Domestic team information
- 1904–1905: Oxford University

Career statistics
| Competition | First-class |
| Matches | 11 |
| Runs scored | 413 |
| Batting average | 20.65 |
| 100s/50s | –/3 |
| Top score | 87 |
| Balls bowled | 474 |
| Wickets | 4 |
| Bowling average | 68.00 |
| 5 wickets in innings | – |
| 10 wickets in match | – |
| Best bowling | 2/109 |
| Catches/stumpings | 7/– |
- Source: Cricinfo, 28 March 2020

= Oswald Norris =

English cricketer and soldier

Oswald Thomas Norris (1 July 1883 – 22 March 1973) was an English first-class cricketer and a wine and spirits merchant.

Norris was born in July 1883 at Chipstead, Surrey. He was educated at Charterhouse School, before going up to Oriel College, Oxford. While studying at Oxford, he played first-class cricket for Oxford University in 1904 and 1905, making eleven appearances. In his eleven matches, he scored a total of 413 runs at an average of 20.65, with high score of 87 which was one of three half centuries he made. With his right-arm slow bowling, he took 4 wickets with best figures of 2 for 109.

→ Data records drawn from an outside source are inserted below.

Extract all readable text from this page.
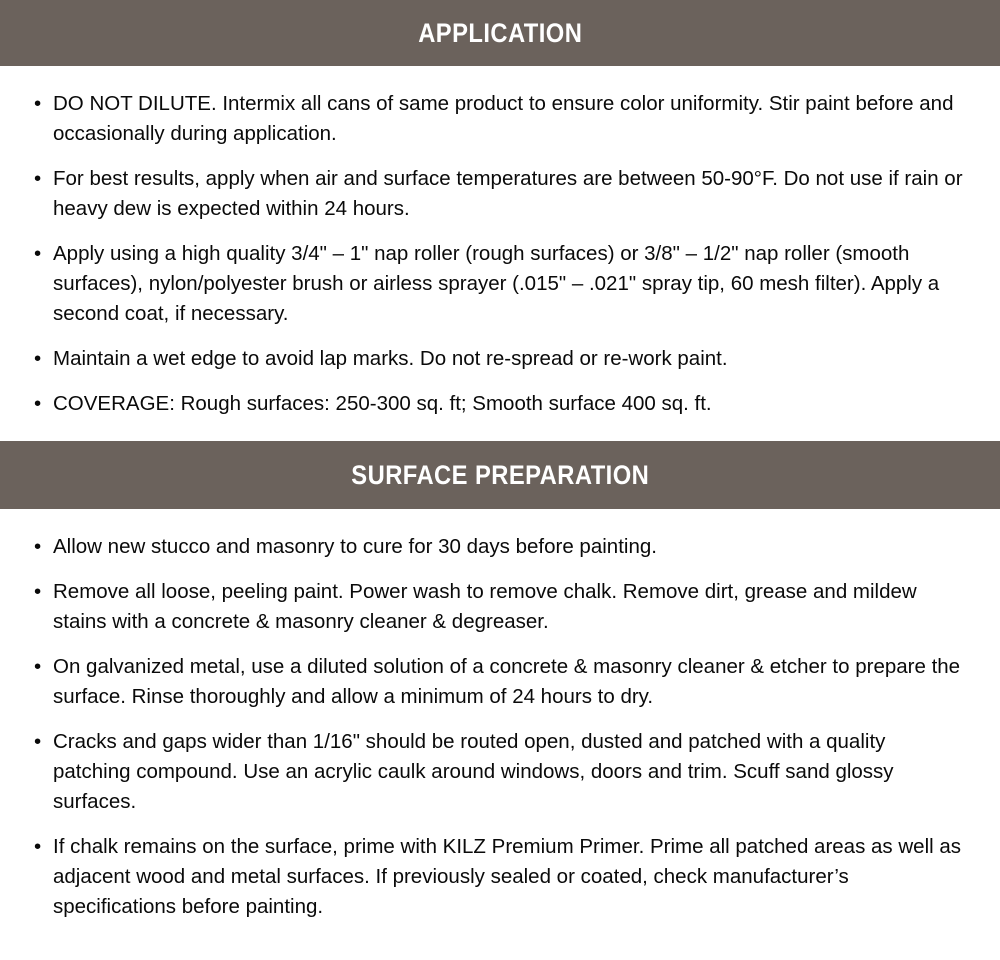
APPLICATION
• DO NOT DILUTE. Intermix all cans of same product to ensure color uniformity. Stir paint before and occasionally during application.
• For best results, apply when air and surface temperatures are between 50-90°F. Do not use if rain or heavy dew is expected within 24 hours.
• Apply using a high quality 3/4" – 1" nap roller (rough surfaces) or 3/8" – 1/2" nap roller (smooth surfaces), nylon/polyester brush or airless sprayer (.015" – .021" spray tip, 60 mesh filter). Apply a second coat, if necessary.
• Maintain a wet edge to avoid lap marks. Do not re-spread or re-work paint.
• COVERAGE: Rough surfaces: 250-300 sq. ft; Smooth surface 400 sq. ft.
SURFACE PREPARATION
• Allow new stucco and masonry to cure for 30 days before painting.
• Remove all loose, peeling paint. Power wash to remove chalk. Remove dirt, grease and mildew stains with a concrete & masonry cleaner & degreaser.
• On galvanized metal, use a diluted solution of a concrete & masonry cleaner & etcher to prepare the surface. Rinse thoroughly and allow a minimum of 24 hours to dry.
• Cracks and gaps wider than 1/16" should be routed open, dusted and patched with a quality patching compound. Use an acrylic caulk around windows, doors and trim. Scuff sand glossy surfaces.
• If chalk remains on the surface, prime with KILZ Premium Primer. Prime all patched areas as well as adjacent wood and metal surfaces. If previously sealed or coated, check manufacturer’s specifications before painting.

After graduating from Oxford, he went into business as a wine and spirits merchant, forming the partnership Portal, Dingwall and Norris in July 1910. He served in the First World War with the Royal Army Service Corps, being commissioned as a second lieutenant in October 1916. Following the war, he resumed his business as a wine and spirits merchant. In 1926, he invested in the port house Fonseca. He was the chairman of council for the National Federation of Young Farmers' Clubs, for which he was honoured with an CBE in the 1957 New Year Honours. Norris died in March 1973 at Pease Pottage, Sussex. His grandson Anthony Allom was also a first-class cricketer, while his son-in-law, Maurice Allom, played Test cricket.